Had Dylan (and producer Tom Wilson) exercised a little due thought before compiling Another Side, they would surely have nixed this nugget of fool’s gold. But CBS was breathing down their necks. The singer won’t feel he has to be this funny-ha-ha again until Love and Theft. Juxtaposing the folkloric myth of the farmer’s daughter with an off-kilter remake of Alfred Hitchcock’s 1960 movie Psycho, Dylan starts with a premise that has real potential, but almost all of its humor falls flat. Dylan’s vocal manages to make him sound like an overexcited schoolboy, a common problem on this album. At least he shows himself to be a proper film buff, name-checking Fellini’s La Dolce Vita, a film released at almost the same time as Psycho (featuring, in a cameo role, the beguiling lady Dylan met in Paris that May). Unlike these two classics of modern cinema, though, Dylan’s audio account was never destined to become one for the ages.
{121} IT AIN’T ME BABE
Published lyrics: Writings and Drawings; Lyrics 1985; Lyrics 2004.
First known performance: [Royal Festival Hall, London, May 17, 1964]. Newport Folk Festival, July 24, 1964 [LAN].

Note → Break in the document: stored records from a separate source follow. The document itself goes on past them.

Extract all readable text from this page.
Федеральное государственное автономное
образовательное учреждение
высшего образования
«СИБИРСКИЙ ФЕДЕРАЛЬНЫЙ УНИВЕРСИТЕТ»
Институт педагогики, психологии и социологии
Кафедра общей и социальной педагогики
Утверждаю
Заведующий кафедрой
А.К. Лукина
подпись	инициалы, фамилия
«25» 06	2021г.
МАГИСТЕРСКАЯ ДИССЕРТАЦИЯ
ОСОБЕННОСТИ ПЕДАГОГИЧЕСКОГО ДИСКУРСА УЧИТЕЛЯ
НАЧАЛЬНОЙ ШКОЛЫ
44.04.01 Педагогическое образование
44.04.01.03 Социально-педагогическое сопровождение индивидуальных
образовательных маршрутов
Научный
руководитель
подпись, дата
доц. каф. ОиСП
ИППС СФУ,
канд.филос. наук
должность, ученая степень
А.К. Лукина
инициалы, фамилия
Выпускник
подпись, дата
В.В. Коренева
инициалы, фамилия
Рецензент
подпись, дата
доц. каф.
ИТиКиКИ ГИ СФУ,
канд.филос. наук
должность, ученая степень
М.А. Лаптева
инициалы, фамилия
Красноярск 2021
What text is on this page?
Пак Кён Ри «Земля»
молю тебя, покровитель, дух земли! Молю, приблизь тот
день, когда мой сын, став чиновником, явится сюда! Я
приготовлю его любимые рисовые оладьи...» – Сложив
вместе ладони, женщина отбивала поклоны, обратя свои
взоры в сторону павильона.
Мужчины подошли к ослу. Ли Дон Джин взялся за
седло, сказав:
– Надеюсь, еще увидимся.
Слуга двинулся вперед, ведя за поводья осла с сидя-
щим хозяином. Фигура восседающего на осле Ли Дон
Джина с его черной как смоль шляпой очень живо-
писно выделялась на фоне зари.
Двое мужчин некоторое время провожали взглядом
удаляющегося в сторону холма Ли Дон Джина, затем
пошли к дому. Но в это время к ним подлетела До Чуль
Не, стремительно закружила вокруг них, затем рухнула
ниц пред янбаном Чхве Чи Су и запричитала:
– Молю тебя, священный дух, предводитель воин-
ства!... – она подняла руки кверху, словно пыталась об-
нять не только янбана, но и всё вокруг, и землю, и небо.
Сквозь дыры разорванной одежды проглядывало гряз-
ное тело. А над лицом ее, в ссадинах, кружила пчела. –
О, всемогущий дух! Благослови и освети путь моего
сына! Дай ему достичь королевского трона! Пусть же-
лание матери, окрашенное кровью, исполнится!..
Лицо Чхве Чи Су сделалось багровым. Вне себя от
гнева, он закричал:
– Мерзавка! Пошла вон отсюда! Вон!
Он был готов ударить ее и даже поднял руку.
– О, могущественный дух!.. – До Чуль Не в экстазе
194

Known studio recordings: Studio A, NY, June 9, 1964—2 takes [AS—tk.2]; Studio B, NY, May 1, 1970.
Of the ten Another Side songs for which Dylan’s handwritten lyrics definitely exist, six are on headed stationery, à la "Chimes of Freedom." The other five appear on Mayfair Hotel notepaper, suggesting that they were either started while he was in London, from May 9 to 18, or he had yet to exhaust his stationery supply as he traveled across mainland Europe, after his spellbinding Festival Hall performance. The Mayfair Hotel, off Piccadilly, would be Dylan’s chosen resting place in both 1964 and 1966. Of the songs penned on their emblematic paper, the one we can be sure Dylan "completed" during the week in London is "It Ain’t Me, Babe," since it constituted part of the Festival Hall set.